Blue Moon Film Review: Ethan Hawke's Performance Excels in Richard Linklater's Heartbreaking Showbiz Breakup Drama

Breaking up from the more prominent partner in a entertainment duo is a dangerous affair. Comedian Larry David did it. So did Musician Andrew Ridgeley. Currently, this clever and profoundly melancholic intimate film from screenwriter Robert Kaplow and helmer Richard Linklater tells the nearly intolerable tale of musical theater lyricist Lorenz Hart just after his split from composer Richard Rodgers. His role is portrayed with campy brilliance, an dreadful hairpiece and simulated diminutiveness by Ethan Hawke, who is frequently digitally reduced in size – but is also at times recorded positioned in an unseen pit to stare up wistfully at more statuesque figures, confronting Hart's height issue as actor José Ferrer once played the small-statured artist Toulouse-Lautrec.

Complex Character and Elements

Hawke earns large, cynical chuckles with the character's witty comments on the hidden gayness of the film Casablanca and the cheesily upbeat theater production he’s just been to see, with all the rope-spinning ranch hands; he acidly calls it Okla-homo. The sexuality of Hart is complex: this movie clearly contrasts his homosexuality with the straight persona fabricated for him in the 1948 theater piece the production Words and Music (with actor Mickey Rooney acting as Lorenz Hart); it shrewdly deduces a kind of bisexuality from Hart’s letters to his young apprentice: college student at Yale and would-be stage designer Weiland, portrayed in this film with heedless girlishness by the performer Margaret Qualley.

As a component of the renowned musical theater songwriting team with musician Richard Rodgers, Lorenz Hart was responsible for incomparable songs like The Lady Is a Tramp, the number Manhattan, My Funny Valentine and of course Blue Moon. But annoyed at Hart’s alcoholism, undependability and depressive outbursts, Rodgers severed ties with him and partnered with lyricist Oscar Hammerstein II to create Oklahoma! and then a series of live and cinematic successes.

Emotional Depth

The picture imagines the profoundly saddened Lorenz Hart in the show Oklahoma!'s premiere Manhattan spectators in the year 1943, gazing with jealous anguish as the show proceeds, loathing its insipid emotionality, hating the exclamation mark at the end of the title, but soul-crushingly cognizant of how extremely potent it is. He understands a smash when he sees one – and feels himself descending into defeat.

Prior to the interval, Hart sadly slips away and goes to the pub at the establishment Sardi's where the remainder of the movie occurs, and anticipates the (unavoidably) successful Oklahoma! cast to appear for their post-show celebration. He knows it is his entertainment obligation to praise Richard Rodgers, to act as if things are fine. With suave restraint, actor Andrew Scott acts as Rodgers, evidently ashamed at what each understands is Hart's embarrassment; he offers a sop to his self-esteem in the appearance of a temporary job writing new numbers for their ongoing performance the show A Connecticut Yankee, which just exacerbates the situation.
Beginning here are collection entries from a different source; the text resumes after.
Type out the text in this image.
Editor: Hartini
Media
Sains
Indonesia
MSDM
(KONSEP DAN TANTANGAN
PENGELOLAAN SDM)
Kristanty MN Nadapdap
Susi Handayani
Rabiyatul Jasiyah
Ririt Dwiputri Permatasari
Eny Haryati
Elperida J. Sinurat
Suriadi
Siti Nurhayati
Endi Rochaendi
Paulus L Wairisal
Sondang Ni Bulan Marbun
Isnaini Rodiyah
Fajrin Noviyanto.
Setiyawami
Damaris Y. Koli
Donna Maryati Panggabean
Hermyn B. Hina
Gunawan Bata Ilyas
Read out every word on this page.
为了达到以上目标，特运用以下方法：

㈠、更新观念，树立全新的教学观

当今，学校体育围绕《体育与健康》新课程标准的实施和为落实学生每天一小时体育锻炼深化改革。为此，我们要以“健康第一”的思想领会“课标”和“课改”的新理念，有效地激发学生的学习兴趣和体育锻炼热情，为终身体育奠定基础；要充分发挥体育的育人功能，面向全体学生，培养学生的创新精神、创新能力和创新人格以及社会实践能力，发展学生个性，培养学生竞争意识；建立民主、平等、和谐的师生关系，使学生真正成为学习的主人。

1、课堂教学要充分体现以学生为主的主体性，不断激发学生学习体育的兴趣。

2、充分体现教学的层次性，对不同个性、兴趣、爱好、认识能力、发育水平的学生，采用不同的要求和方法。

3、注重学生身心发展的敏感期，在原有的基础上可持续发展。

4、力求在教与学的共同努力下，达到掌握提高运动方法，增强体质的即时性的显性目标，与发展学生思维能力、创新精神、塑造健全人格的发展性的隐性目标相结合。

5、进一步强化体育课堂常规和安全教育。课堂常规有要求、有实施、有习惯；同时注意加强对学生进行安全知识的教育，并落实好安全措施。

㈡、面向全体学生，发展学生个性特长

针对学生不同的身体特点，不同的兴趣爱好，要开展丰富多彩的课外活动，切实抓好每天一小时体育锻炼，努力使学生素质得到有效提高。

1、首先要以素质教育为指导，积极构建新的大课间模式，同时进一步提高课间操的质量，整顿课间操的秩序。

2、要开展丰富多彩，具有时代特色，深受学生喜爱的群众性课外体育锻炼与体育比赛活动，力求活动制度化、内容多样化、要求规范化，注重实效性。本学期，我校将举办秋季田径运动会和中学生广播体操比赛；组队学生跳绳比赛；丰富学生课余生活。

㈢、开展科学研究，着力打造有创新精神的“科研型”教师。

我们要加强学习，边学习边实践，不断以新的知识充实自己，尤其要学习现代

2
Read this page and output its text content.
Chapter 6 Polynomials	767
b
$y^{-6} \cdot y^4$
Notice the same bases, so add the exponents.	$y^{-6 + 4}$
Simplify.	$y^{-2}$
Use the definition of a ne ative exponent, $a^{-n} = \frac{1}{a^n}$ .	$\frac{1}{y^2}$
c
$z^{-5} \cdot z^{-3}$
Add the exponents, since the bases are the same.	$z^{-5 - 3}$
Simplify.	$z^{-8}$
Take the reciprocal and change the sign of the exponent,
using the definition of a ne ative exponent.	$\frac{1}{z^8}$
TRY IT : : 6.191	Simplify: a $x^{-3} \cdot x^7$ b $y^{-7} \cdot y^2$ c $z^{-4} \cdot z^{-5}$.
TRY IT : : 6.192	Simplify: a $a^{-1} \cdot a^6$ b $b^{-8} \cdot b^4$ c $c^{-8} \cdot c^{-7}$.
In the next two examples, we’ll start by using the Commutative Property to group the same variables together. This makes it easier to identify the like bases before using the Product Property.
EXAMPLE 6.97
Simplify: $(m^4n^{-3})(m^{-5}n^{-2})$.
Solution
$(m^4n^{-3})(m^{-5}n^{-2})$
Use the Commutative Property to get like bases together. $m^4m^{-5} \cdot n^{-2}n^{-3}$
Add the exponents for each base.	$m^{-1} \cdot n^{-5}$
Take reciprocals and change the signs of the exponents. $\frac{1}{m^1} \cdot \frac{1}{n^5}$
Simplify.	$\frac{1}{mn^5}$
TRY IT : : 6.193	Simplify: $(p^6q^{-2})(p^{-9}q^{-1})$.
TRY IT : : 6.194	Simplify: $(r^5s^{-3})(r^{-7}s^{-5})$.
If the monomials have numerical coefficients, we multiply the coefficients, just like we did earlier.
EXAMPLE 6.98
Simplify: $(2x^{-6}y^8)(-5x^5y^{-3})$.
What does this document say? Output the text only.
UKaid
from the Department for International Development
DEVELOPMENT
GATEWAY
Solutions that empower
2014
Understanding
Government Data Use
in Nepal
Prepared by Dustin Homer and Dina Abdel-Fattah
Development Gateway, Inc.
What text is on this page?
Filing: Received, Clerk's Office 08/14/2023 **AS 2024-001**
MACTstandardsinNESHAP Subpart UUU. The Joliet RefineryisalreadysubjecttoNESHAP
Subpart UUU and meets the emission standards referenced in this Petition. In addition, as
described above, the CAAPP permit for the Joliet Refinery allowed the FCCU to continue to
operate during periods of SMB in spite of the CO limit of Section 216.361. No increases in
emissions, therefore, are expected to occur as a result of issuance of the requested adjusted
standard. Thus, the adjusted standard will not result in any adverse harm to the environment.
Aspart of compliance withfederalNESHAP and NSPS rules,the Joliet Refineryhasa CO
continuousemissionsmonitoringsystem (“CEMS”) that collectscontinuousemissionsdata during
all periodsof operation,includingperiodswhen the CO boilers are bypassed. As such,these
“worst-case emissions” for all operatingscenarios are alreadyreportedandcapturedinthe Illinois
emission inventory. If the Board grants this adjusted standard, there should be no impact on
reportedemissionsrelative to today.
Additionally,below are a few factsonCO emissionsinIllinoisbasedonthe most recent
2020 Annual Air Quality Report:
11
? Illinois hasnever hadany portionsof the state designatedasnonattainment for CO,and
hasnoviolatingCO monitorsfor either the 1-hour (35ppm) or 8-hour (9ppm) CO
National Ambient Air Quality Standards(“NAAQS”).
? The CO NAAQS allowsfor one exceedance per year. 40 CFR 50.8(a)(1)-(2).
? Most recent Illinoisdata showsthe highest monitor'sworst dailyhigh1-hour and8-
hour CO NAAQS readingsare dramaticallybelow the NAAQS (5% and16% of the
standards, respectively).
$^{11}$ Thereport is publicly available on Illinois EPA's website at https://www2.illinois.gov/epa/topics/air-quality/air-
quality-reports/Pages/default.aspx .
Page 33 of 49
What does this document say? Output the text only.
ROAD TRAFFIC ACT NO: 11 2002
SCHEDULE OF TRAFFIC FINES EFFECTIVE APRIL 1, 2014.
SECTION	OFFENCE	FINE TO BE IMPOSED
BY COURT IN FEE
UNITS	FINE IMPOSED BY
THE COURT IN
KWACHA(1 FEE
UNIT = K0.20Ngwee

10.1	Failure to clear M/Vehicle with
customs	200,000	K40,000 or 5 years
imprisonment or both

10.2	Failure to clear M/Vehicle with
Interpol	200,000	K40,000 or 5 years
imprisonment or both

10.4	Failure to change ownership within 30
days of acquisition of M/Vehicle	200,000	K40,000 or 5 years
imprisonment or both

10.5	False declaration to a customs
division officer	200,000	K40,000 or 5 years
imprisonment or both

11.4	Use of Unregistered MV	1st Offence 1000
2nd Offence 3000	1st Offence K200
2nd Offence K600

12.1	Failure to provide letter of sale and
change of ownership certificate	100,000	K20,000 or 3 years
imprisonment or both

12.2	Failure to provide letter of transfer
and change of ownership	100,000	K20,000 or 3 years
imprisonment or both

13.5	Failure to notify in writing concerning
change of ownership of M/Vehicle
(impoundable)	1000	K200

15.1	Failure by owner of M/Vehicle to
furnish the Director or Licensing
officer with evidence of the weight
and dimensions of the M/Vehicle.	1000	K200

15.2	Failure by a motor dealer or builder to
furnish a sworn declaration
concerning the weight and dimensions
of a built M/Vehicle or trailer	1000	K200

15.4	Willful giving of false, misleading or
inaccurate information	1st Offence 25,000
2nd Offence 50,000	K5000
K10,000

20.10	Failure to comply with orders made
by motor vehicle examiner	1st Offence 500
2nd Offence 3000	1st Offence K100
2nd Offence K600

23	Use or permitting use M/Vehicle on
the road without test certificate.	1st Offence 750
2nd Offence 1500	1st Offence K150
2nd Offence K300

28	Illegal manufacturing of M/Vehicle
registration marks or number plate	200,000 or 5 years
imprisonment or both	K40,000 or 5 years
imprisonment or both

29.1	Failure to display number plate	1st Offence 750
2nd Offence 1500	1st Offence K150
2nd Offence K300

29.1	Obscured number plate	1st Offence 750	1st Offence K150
  • Actor Bobby Cannavale plays the bartender who in traditional style listens sympathetically to Hart’s arias of bitter despondency
  • Actor Patrick Kennedy portrays EB White, to whom Hart unintentionally offers the idea for his children’s book Stuart Little
  • Qualley portrays Weiland, the unattainably beautiful Yale student with whom the film envisions Lorenz Hart to be complicatedly and self-harmingly in love

Hart has earlier been rejected by Richard Rodgers. Undoubtedly the cosmos can’t be so cruel as to cause him to be spurned by Elizabeth Weiland as well? But Margaret Qualley mercilessly depicts a young woman who wants Lorenz Hart to be the chuckling, non-sexual confidant to whom she can reveal her adventures with boys – as well of course the theater industry influencer who can advance her profession.

Acting Excellence

Hawke demonstrates that Lorenz Hart to a degree enjoys spectator's delight in learning of these guys but he is also truly, sadly infatuated with Weiland and the film informs us of an aspect seldom addressed in movies about the domain of theater music or the cinema: the terrible overlap between professional and romantic failure. However at one stage, Hart is rebelliously conscious that what he has achieved will persist. It's a magnificent acting job from Ethan Hawke. This might become a stage musical – but who shall compose the numbers?

The film Blue Moon premiered at the London film festival; it is out on October 17 in the US, November 14 in the United Kingdom and on January 29 in Australia.

Jasmine Johnson
Jasmine Johnson

A passionate writer and innovation coach, Lena shares insights to help others unlock their creative potential.